The men had an even hotter day, with an 11 a.m. start into the water. Gomez essentially solo led from start to finish with threats along the way. He exited the water first with Cameron Dye and the two set out on the bike course first, joined soon by Richard Murray and Tim Don caught up to form a pack of four. Gomez, Murray and Don set the pace for the top of the field once out onto the first run, and kept it that way throughout the remainder of the 9-leg event. The race continued like this: Gomez would put a little time in on them during the swim, the pair would make up at least half that time during the bike, then Gomez would pull ahead again once on the run.

“It was hard for me, but then I think it’s hard for everyone. I know if I’m suffering, they’re suffering too, and I just have to think I’m going faster than them,” Gomez said after the race. The Spaniard was also silently battling a pair of bloody feet, likely a result of the friction from sand and sweat while running sockless on three separate occasions.

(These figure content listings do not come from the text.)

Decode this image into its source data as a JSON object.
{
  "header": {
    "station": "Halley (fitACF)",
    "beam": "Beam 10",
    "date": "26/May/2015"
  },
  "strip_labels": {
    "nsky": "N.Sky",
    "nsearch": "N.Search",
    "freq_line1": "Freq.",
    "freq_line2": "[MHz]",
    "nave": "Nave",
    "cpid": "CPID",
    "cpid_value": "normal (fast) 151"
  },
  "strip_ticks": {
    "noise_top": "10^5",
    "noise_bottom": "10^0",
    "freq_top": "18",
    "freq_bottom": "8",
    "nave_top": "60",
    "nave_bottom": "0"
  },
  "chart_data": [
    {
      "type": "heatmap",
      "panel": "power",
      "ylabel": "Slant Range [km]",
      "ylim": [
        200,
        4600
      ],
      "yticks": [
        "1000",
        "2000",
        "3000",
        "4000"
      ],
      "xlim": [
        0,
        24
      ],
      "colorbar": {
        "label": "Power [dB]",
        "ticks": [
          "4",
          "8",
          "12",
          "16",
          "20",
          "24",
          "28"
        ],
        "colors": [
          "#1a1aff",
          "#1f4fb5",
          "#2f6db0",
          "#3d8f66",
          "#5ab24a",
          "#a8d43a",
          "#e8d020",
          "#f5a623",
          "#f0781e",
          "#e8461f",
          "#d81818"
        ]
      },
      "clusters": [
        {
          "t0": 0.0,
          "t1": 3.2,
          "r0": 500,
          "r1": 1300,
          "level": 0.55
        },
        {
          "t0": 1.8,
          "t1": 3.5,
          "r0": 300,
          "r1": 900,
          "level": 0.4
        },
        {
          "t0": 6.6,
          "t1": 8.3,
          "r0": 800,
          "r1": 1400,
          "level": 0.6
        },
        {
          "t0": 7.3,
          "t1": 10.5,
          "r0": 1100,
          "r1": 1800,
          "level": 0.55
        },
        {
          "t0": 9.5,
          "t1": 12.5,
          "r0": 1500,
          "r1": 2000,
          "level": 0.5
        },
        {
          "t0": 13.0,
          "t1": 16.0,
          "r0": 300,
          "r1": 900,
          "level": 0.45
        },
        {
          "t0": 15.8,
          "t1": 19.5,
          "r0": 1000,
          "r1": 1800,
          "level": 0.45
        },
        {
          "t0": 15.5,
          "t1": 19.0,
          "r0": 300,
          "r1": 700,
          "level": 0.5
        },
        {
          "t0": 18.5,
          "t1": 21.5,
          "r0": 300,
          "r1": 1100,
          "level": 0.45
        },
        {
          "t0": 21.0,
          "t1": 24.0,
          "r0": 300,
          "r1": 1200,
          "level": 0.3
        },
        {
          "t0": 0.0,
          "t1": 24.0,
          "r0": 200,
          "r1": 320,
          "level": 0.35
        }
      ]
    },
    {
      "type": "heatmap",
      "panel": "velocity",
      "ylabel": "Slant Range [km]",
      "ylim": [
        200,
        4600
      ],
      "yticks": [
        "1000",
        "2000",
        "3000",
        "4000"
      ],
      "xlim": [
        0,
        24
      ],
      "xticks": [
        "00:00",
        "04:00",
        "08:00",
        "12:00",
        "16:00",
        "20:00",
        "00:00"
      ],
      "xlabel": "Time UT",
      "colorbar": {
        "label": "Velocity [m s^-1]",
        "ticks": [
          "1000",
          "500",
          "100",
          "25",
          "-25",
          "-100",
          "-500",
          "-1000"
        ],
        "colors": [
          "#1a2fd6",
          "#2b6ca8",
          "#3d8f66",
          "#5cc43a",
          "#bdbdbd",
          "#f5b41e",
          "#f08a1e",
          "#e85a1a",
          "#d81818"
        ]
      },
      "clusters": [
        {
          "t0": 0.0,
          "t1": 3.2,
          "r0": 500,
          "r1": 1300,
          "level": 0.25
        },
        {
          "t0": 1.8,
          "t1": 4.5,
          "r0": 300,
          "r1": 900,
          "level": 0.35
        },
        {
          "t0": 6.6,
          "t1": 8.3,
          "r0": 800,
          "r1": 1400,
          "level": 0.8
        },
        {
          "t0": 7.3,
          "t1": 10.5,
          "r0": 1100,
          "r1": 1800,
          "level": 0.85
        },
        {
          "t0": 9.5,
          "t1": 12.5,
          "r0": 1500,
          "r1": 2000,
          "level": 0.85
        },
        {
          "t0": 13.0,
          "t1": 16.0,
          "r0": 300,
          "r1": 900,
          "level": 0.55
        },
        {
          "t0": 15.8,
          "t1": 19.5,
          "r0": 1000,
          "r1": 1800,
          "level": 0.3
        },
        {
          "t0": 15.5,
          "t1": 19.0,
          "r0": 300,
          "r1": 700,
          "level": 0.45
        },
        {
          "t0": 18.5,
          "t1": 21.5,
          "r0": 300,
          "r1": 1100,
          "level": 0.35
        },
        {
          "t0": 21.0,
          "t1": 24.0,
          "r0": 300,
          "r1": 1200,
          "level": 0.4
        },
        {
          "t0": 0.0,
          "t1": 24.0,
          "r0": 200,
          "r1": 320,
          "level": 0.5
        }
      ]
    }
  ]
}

Outside of the top three, Leon Griffin had a stellar day to place fourth, coming back quickly from a chain drop and taking pulls in the chase pack all day. Ben Hoffman was always close by throughout each leg and came in fifth.

Women’s results
1. Gwen Jorgensen, 2:01:30
2. Flora Duffy, 2:02:02
3. Lisa Norden, 2:02:27
4. Alicia Kaye, 2:03:43
5. Rachel Klamer, 2:03:43
6. Rachel Joyce, 2:06:37
7. Heather Wurtele, 2:06:44
8. Mirinda Carfrae, 2:07:22
9. Leanda Cave, 2:07:31
10. Lauren Brandon, 2:07:36

Men’s results

1. Javier Gomez, 1:50:43
2. Richard Murray, 1:51:17
3. Tim Don, 1:51:32
4. Leon Griffin, 1:53:08
5. Ben Hoffman, 1:53:18
6. Cam Dye, 1:54:09
7. Luke McKenzie, 1:55:46
8. Trevor Wurtele, 1:57:07
9. Barrett Brandon, 1:57:29
10. Tim O’Donnell, 2:00:22

Individual splits for each leg can be found here.

Tomorrow is the final day of the race, and will feature a non-drafting sprint distance.